Liebe isw-Leserin, lieber isw-Leser,

das Jahr 2017 hat mit dem Einzug Trumps in das Weiße Haus mit einem Knalleffekt besonderer Art begonnen. Trump ist nicht nur ein vulgäres Großmaul, das sich rühmt, jeder Frau jederzeit in den Schritt greifen zu können. Er ist auch Faschist genug, um Folter und Water-Boarding als effektive Mittel der Vernehmung zu preisen. Der die Mauer zu Mexiko hochziehen lassen wird. Der Muslims die Einreise in die USA verbieten wird (zunächst zeitweise). Er ist auch ein Kriegstreiber größten Kalibers, der den Krieg als die normale Macht-Einheit im Kampf um weltpolitische Dominanz einführen will.

Diese und weitere Punkte der Trump-Politik untersucht Conrad Schuhler in seinem Beitrag „Die Veränderung globaler Machtverhältnisse – wachsende Kriegsgefahr – der Trump-Effekt“. Ihm geht es nicht zuletzt um die Gründe, wegen deren die Friedensbewegung nicht schnell genug stark genug wird, um der durch Trump gewachsenen Kriegsgefahr zu begegnen. Einen Grund sieht er darin, dass manche in Trump fälschlicherweise ein Moment des internationalen Ausgleichs sehen. Mit Trump wird das „America first“ zu einer globalen militärischen Bedrohung. Dennoch wäre es falsch, alle Kraft der Friedensbewegung jetzt allein gegen die Trump-USA zu richten. Deutschland spielt sich immer mehr als militärische Kraft gegen den „Osten“ auf, mit Hochrüstung aller Sektoren, auch mit dem Anspruch, jetzt eigene Atomwaffen aufzubauen. Der Hauptfeind steht, wie die Linke seit Liebknecht weiß, im eigenen Land.

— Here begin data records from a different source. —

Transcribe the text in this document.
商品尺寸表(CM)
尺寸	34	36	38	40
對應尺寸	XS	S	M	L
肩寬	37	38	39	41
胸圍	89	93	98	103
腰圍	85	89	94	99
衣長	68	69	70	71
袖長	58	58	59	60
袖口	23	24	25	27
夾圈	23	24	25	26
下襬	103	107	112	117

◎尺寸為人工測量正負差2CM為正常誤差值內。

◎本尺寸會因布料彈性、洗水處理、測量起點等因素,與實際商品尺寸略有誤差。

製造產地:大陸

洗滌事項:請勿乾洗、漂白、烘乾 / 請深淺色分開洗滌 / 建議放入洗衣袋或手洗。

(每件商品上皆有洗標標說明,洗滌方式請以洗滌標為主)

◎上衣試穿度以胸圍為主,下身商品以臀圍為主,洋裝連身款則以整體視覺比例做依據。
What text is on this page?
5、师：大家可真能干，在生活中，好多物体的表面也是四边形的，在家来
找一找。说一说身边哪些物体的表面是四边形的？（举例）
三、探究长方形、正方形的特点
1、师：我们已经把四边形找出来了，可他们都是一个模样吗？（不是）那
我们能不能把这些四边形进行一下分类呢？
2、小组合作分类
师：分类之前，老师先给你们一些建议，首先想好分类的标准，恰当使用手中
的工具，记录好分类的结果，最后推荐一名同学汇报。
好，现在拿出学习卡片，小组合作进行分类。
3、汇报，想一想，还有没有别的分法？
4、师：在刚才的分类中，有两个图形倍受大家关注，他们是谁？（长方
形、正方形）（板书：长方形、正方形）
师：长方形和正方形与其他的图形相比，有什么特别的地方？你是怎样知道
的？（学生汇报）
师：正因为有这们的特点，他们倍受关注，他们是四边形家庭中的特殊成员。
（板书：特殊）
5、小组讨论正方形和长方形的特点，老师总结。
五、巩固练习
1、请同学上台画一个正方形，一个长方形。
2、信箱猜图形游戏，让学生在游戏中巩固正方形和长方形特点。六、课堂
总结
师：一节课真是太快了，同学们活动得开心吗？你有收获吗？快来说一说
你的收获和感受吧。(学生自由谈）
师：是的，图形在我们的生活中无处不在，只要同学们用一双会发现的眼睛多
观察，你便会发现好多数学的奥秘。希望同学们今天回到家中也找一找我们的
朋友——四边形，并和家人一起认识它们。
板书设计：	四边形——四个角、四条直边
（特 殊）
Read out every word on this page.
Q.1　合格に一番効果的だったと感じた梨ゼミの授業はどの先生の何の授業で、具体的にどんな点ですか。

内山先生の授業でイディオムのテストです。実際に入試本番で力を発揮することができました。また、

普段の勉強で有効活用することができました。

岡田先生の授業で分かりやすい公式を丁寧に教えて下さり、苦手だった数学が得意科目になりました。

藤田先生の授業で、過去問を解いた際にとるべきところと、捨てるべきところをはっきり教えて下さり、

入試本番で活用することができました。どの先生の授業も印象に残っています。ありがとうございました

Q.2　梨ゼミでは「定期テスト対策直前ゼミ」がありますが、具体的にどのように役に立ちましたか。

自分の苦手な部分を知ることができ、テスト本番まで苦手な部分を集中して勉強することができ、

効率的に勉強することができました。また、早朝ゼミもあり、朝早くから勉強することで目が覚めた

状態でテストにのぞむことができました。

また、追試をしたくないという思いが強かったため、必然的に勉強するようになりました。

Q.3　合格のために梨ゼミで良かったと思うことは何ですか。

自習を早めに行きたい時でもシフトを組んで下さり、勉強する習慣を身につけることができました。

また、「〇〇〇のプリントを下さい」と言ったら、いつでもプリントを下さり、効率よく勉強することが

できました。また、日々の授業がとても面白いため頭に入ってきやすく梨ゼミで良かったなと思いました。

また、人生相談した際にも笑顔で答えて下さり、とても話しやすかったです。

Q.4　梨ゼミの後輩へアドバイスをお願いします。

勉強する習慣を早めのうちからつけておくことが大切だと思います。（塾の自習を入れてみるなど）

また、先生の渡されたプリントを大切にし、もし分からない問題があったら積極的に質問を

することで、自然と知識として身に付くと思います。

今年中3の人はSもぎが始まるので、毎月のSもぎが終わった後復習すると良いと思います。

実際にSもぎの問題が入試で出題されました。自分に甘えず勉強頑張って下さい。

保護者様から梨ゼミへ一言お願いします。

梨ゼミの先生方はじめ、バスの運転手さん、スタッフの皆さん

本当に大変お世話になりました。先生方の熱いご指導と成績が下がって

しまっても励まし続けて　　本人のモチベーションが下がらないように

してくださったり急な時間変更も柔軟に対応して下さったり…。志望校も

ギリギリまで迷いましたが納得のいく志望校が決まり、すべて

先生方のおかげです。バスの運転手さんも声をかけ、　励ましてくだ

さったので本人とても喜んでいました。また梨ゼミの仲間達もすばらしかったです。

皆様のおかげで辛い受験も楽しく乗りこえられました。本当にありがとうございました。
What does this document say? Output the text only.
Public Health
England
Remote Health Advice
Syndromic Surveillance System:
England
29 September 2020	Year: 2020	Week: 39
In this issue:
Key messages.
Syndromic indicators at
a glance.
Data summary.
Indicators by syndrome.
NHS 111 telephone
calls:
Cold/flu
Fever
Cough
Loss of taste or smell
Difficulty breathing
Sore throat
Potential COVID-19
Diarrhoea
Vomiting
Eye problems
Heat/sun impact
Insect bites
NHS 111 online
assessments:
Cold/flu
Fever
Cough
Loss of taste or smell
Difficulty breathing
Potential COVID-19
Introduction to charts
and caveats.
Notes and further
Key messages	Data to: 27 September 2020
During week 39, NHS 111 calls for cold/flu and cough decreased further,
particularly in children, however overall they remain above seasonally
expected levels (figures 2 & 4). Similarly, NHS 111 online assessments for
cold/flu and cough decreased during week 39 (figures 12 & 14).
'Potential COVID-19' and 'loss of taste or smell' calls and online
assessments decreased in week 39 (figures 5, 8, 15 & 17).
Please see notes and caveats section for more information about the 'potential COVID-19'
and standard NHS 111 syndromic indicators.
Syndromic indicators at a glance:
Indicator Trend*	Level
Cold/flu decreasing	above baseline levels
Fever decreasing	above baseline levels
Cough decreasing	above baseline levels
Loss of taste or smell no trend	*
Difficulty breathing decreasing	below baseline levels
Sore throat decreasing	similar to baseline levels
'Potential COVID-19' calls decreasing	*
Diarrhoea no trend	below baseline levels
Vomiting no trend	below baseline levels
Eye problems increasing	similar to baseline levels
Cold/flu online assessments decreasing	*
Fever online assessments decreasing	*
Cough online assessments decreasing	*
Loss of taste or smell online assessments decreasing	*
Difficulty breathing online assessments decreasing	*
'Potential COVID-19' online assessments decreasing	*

Fred Schmid erläutert, inwiefern das Wirtschaftswachstum Deutschlands 2016 um 1,9 % auch auf die Ausgaben für Flüchtlinge zurückzuführen ist. Der „Staatskonsum“, der die Ausgaben des Staates beziffert und der für fast  20 % des Wachstums verantwortlich war, bestand wesentlich auch aus Ausgaben für Unterbringung und Versorgung der Flüchtlinge. Der Autor kommt zu dem Fazit: Die Flüchtlinge haben unsere Wirtschaft nicht geschwächt, sondern wesentlich zu ihrem Florieren beigetragen.

Charles Pauli untersucht die Auswirkungen des so heftig verfochtenen Freihandels. Die Behauptung, alle am Freihandel beteiligten hätten einen annähernd gleich Nutzen davon, ist unhaltbar. Je nach Produktivität und Produkten verteilen sich die Ergebnisse für die einzelnen Länder höchst ungleich. So haben die Rohstoff-Exporteure mit einer ständigen Verschlechterung der Terms of Trade zu kämpfen – der Preise ihres Angebots im Verhältnis zu Industrieprodukten. Eine Alternative sieht er aber nicht im Protektionismus à la Trump, sondern in der Errichtung einer gerechten Weltwirtschaftsordnung.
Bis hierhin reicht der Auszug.